Blair promises 18-week maximum hospital wait
No-one will have to wait longer than 18 weeks for a hospital appointment if Labour wins a third term, Prime Minister Tony Blair said today.
Unveiling a health ‘mini-manifesto’, he said the pledge showed Labour was determined to keep “driving forward” improvements in the NHS.
Waiting times have previously been measured from the date an appointment is booked to the date it takes place, but the new pledge would see everyone treated within 18 weeks of walking through the door of their GP’s surgery.
The pledge – which has been trailed by Labour politicians for months – would mean “no hidden waits”, he added.
Having visited St George’s Hospital in Tooting earlier in the day, the Prime Minister said he felt “not merely an immense sense of pride but also an immense determination that this improvement will continue”.
That improvement would only be made possible if the NHS’s capacity to carry out operations was increased – partly through the use of ‘alternative’ providers – and if patients could go to other hospitals when their local one was not up to scratch.
Mr Blair said there would always be problems with the NHS, but insisted that as a whole, it was improving. He “genuinely” believed the health service was recovering from years of Conservative neglect, and it was essential to not “turn the clock back” by voting in the Tories.
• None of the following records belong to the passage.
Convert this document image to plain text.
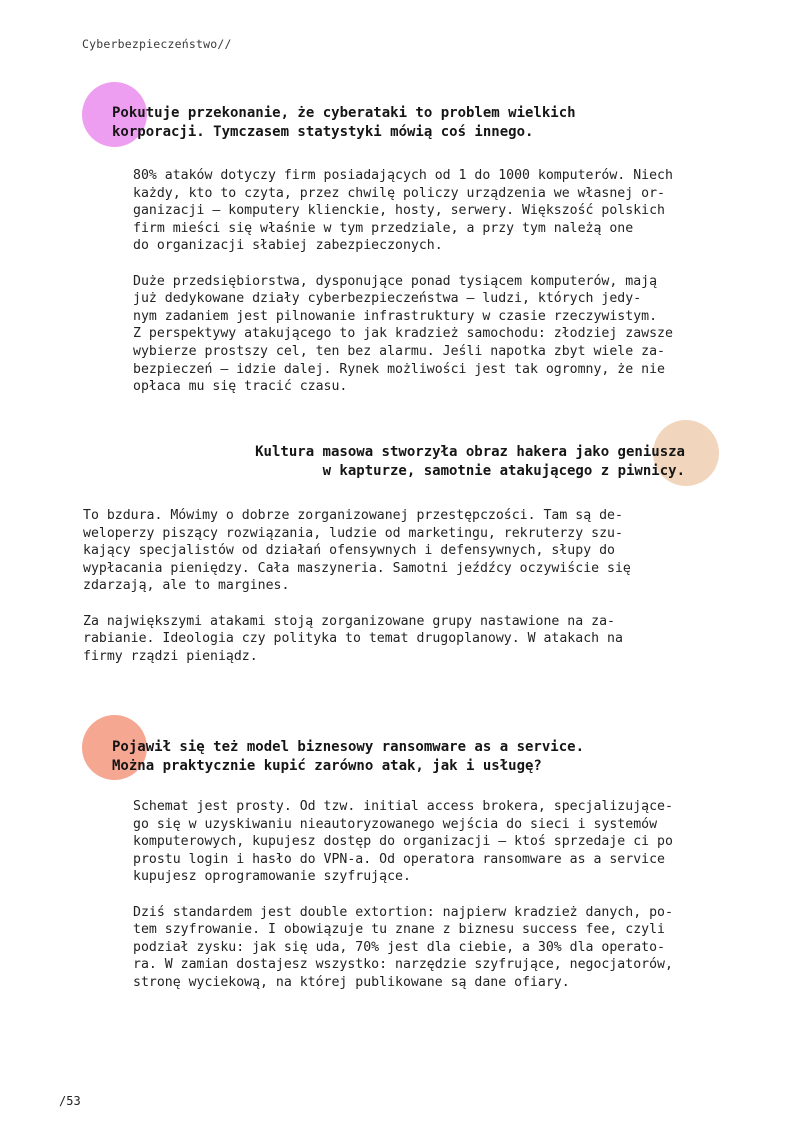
Cyberbezpieczeństwo//
Pokutuje przekonanie, że cyberataki to problem wielkich
korporacji. Tymczasem statystyki mówią coś innego.

80% ataków dotyczy firm posiadających od 1 do 1000 komputerów. Niech
każdy, kto to czyta, przez chwilę policzy urządzenia we własnej or-
ganizacji – komputery klienckie, hosty, serwery. Większość polskich
firm mieści się właśnie w tym przedziale, a przy tym należą one
do organizacji słabiej zabezpieczonych.

Duże przedsiębiorstwa, dysponujące ponad tysiącem komputerów, mają
już dedykowane działy cyberbezpieczeństwa – ludzi, których jedy-
nym zadaniem jest pilnowanie infrastruktury w czasie rzeczywistym.
Z perspektywy atakującego to jak kradzież samochodu: złodziej zawsze
wybierze prostszy cel, ten bez alarmu. Jeśli napotka zbyt wiele za-
bezpieczeń – idzie dalej. Rynek możliwości jest tak ogromny, że nie
opłaca mu się tracić czasu.

Kultura masowa stworzyła obraz hakera jako geniusza
w kapturze, samotnie atakującego z piwnicy.

To bzdura. Mówimy o dobrze zorganizowanej przestępczości. Tam są de-
weloperzy piszący rozwiązania, ludzie od marketingu, rekruterzy szu-
kający specjalistów od działań ofensywnych i defensywnych, słupy do
wypłacania pieniędzy. Cała maszyneria. Samotni jeźdźcy oczywiście się
zdarzają, ale to margines.

Za największymi atakami stoją zorganizowane grupy nastawione na za-
rabianie. Ideologia czy polityka to temat drugoplanowy. W atakach na
firmy rządzi pieniądz.

Pojawił się też model biznesowy ransomware as a service.
Można praktycznie kupić zarówno atak, jak i usługę?

Schemat jest prosty. Od tzw. initial access brokera, specjalizujące-
go się w uzyskiwaniu nieautoryzowanego wejścia do sieci i systemów
komputerowych, kupujesz dostęp do organizacji – ktoś sprzedaje ci po
prostu login i hasło do VPN-a. Od operatora ransomware as a service
kupujesz oprogramowanie szyfrujące.

Dziś standardem jest double extortion: najpierw kradzież danych, po-
tem szyfrowanie. I obowiązuje tu znane z biznesu success fee, czyli
podział zysku: jak się uda, 70% jest dla ciebie, a 30% dla operato-
ra. W zamian dostajesz wszystko: narzędzie szyfrujące, negocjatorów,
stronę wyciekową, na której publikowane są dane ofiary.

/53
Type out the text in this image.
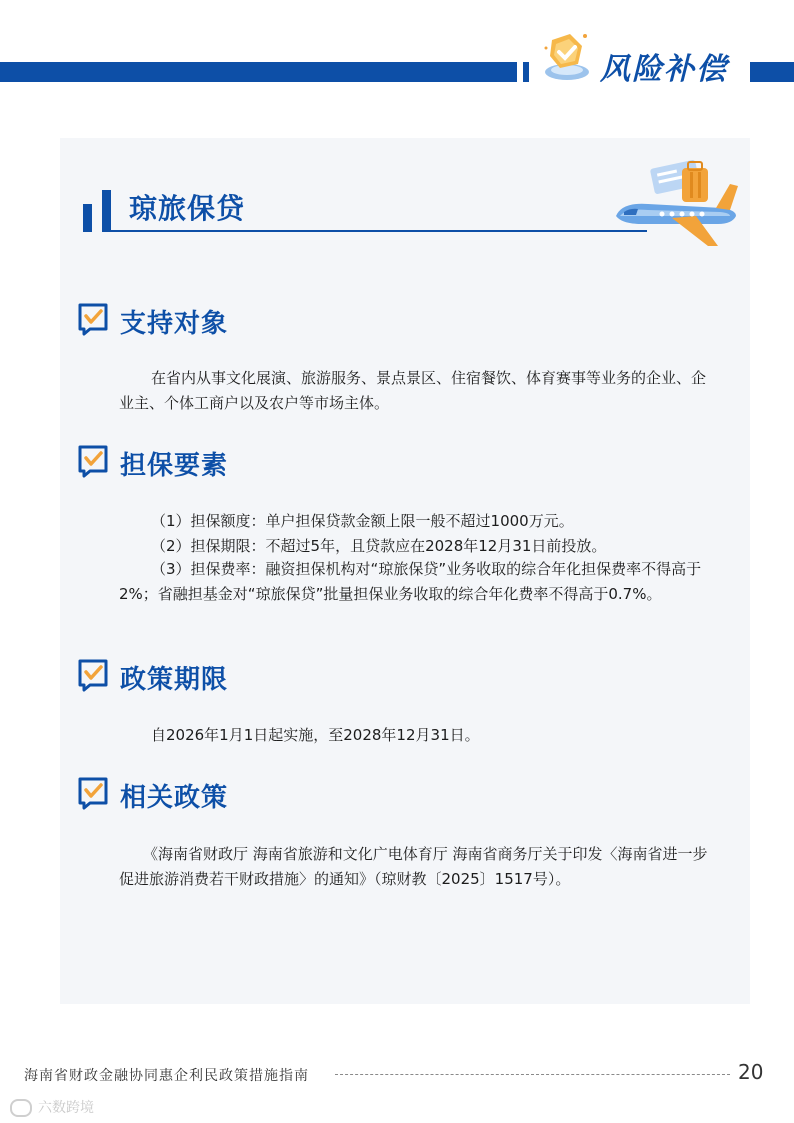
风险补偿
琼旅保贷
支持对象

在省内从事文化展演、旅游服务、景点景区、住宿餐饮、体育赛事等业务的企业、企业主、个体工商户以及农户等市场主体。

担保要素

（1）担保额度：单户担保贷款金额上限一般不超过1000万元。

（2）担保期限：不超过5年，且贷款应在2028年12月31日前投放。

（3）担保费率：融资担保机构对“琼旅保贷”业务收取的综合年化担保费率不得高于2%；省融担基金对“琼旅保贷”批量担保业务收取的综合年化费率不得高于0.7%。

政策期限

自2026年1月1日起实施，至2028年12月31日。

相关政策

《海南省财政厅 海南省旅游和文化广电体育厅 海南省商务厅关于印发〈海南省进一步促进旅游消费若干财政措施〉的通知》（琼财教〔2025〕1517号）。

海南省财政金融协同惠企利民政策措施指南	20
六数跨境
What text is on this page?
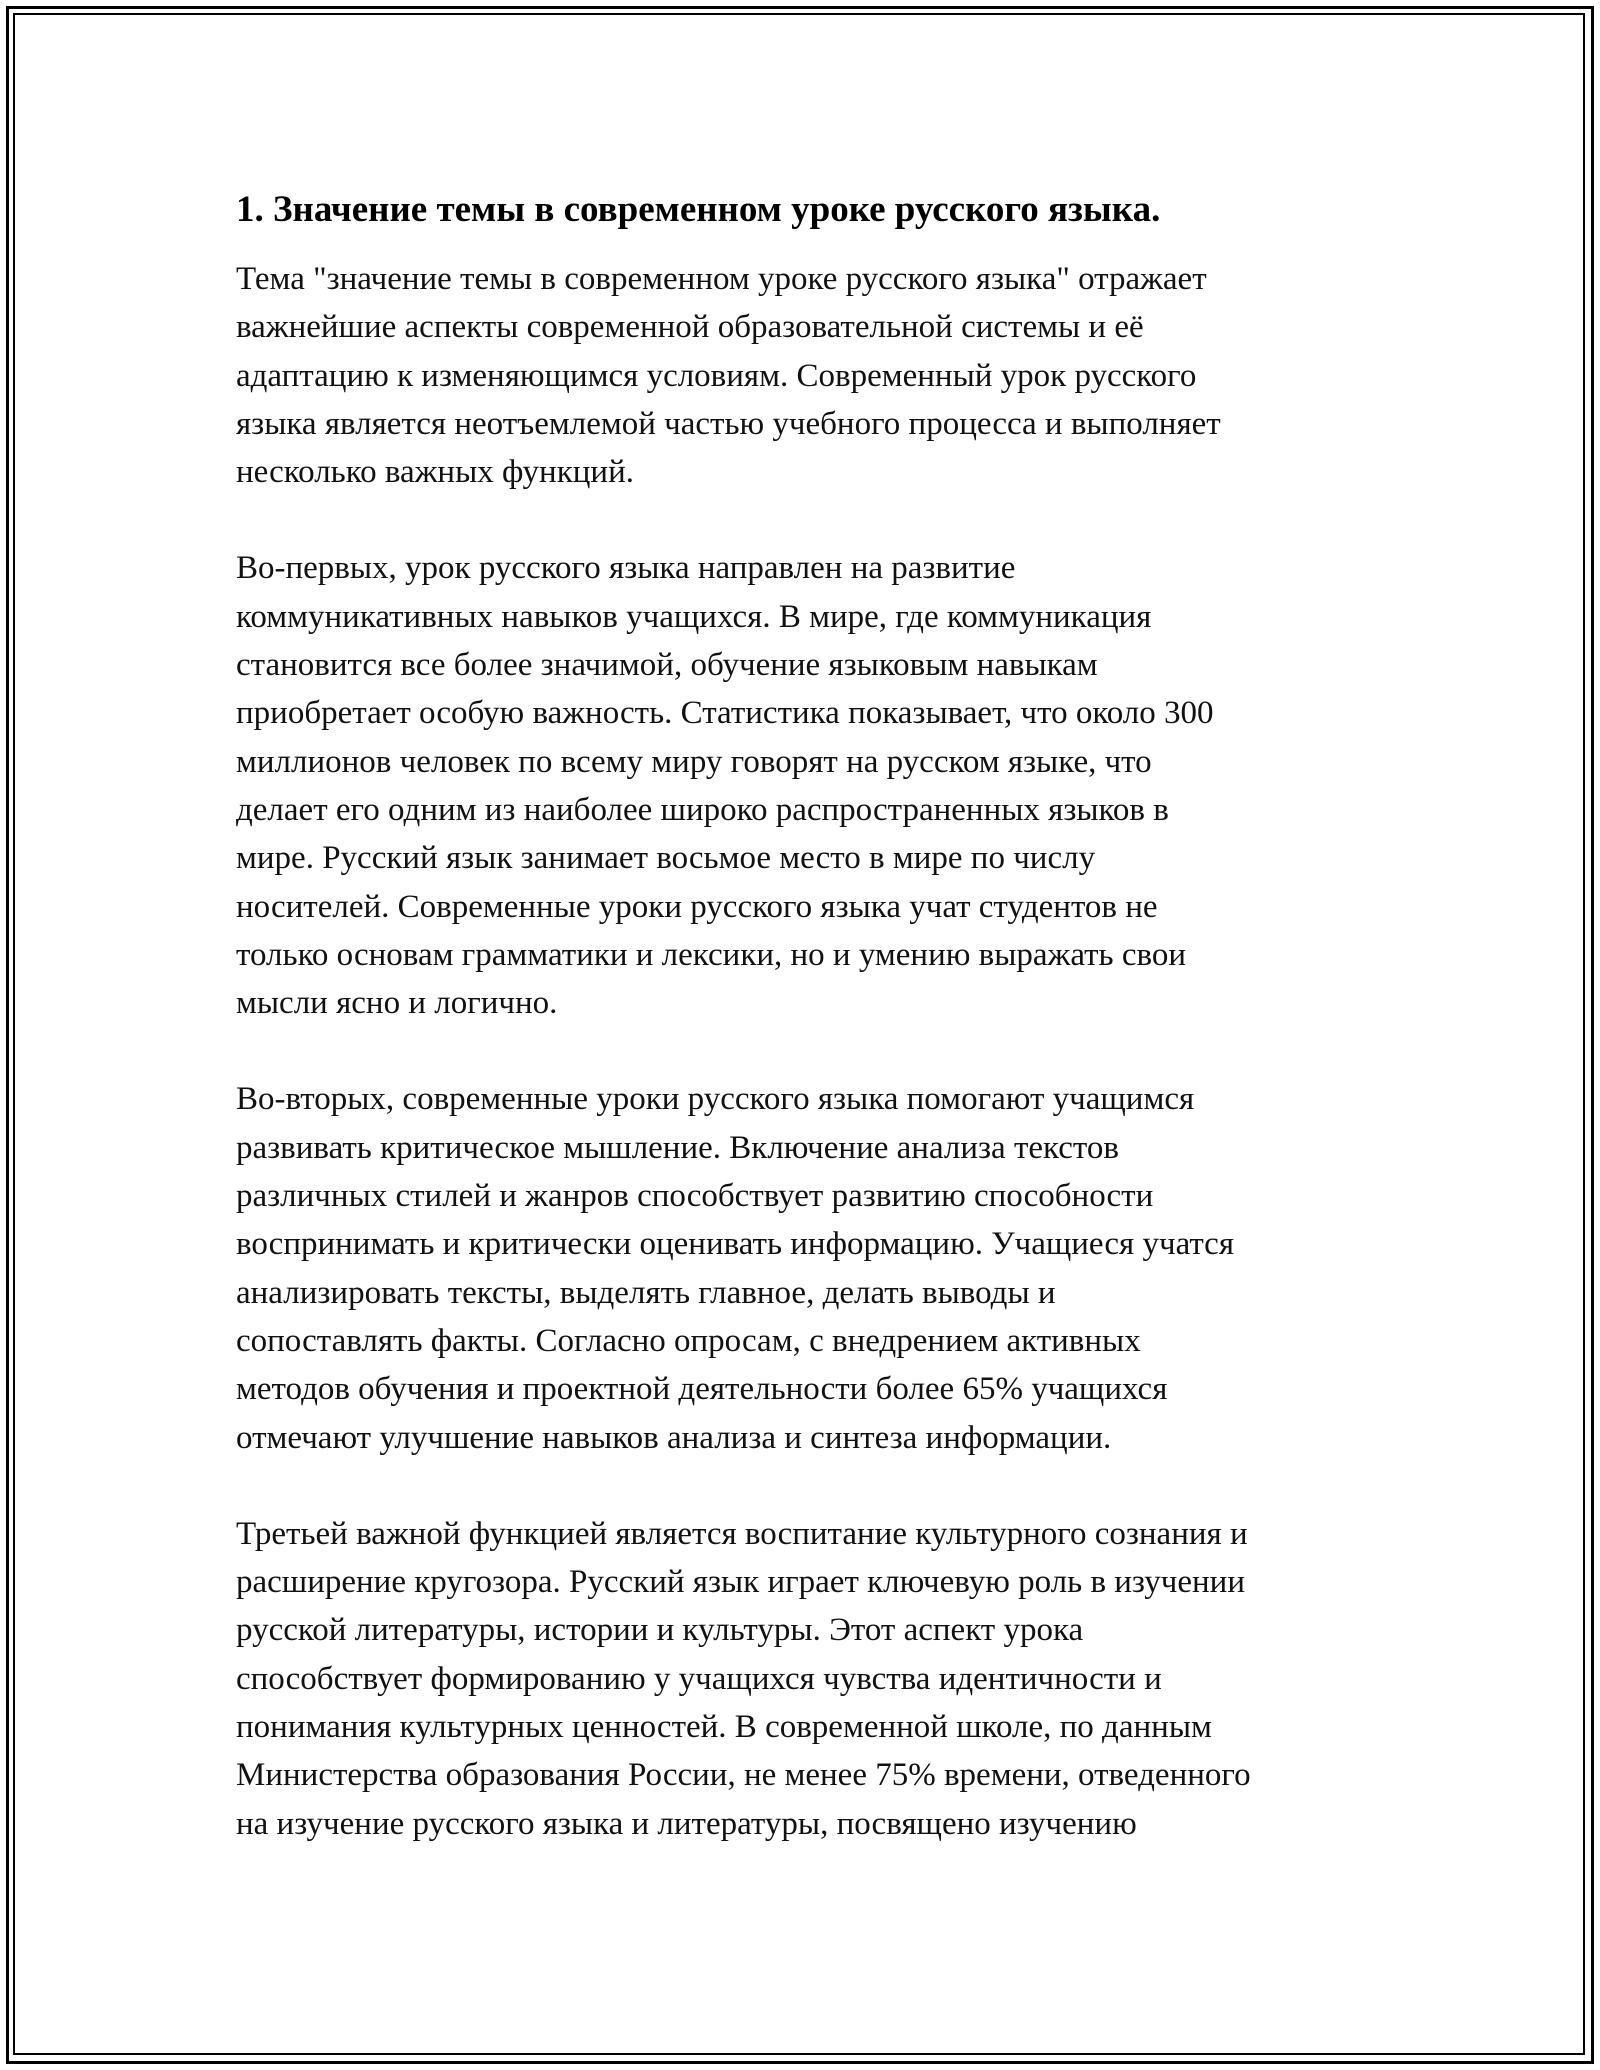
1. Значение темы в современном уроке русского языка.
Тема "значение темы в современном уроке русского языка" отражает
важнейшие аспекты современной образовательной системы и её
адаптацию к изменяющимся условиям. Современный урок русского
языка является неотъемлемой частью учебного процесса и выполняет
несколько важных функций.
Во-первых, урок русского языка направлен на развитие
коммуникативных навыков учащихся. В мире, где коммуникация
становится все более значимой, обучение языковым навыкам
приобретает особую важность. Статистика показывает, что около 300
миллионов человек по всему миру говорят на русском языке, что
делает его одним из наиболее широко распространенных языков в
мире. Русский язык занимает восьмое место в мире по числу
носителей. Современные уроки русского языка учат студентов не
только основам грамматики и лексики, но и умению выражать свои
мысли ясно и логично.
Во-вторых, современные уроки русского языка помогают учащимся
развивать критическое мышление. Включение анализа текстов
различных стилей и жанров способствует развитию способности
воспринимать и критически оценивать информацию. Учащиеся учатся
анализировать тексты, выделять главное, делать выводы и
сопоставлять факты. Согласно опросам, с внедрением активных
методов обучения и проектной деятельности более 65% учащихся
отмечают улучшение навыков анализа и синтеза информации.
Третьей важной функцией является воспитание культурного сознания и
расширение кругозора. Русский язык играет ключевую роль в изучении
русской литературы, истории и культуры. Этот аспект урока
способствует формированию у учащихся чувства идентичности и
понимания культурных ценностей. В современной школе, по данным
Министерства образования России, не менее 75% времени, отведенного
на изучение русского языка и литературы, посвящено изучению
Doing so would take Britain down the path of “taking money out of NHS, subsidising the private sector for the few at the expense of many”, he said.
But Shadow Health Secretary Andrew Lansley said that there was nothing new in Labour’s mini manifesto.
Mr Lansley said: “We’ve heard it all before. Eight years ago, Mr. Blair said it would be ’24 hours to save the NHS’, but today one in three hospitals is in deficit, more people die of hospitals infections than on our roads, there are more administrators in Primary Care Trusts than there are GP’s, and average waiting times are up.
“Doctors and nurses are fed up with Government targets, interference and bureaucracy. They want to see the money for our NHS getting to front line services. They want to treat patients according to clinical judgements not government targets, and they want an NHS focused on the needs and choices of patients, not the dictates of ministers.”
And the Liberal Democrats branded the plans “political, prescriptive and bullying”.
Health spokesman Paul Burstow, said: “After eight years in office three words sum up Labour’s top-down, target-driven approach to the NHS: political, prescriptive and bullying.
“Labour’s first instinct when something goes wrong in the NHS is to set another target or impose another fine. Often the targets get hit but the point gets missed.
“Both Labour and the Tories are offering patients false choice. For most people their first choice is a quality health service close to home, but without quality and capacity ‘choice’ is just empty rhetoric.”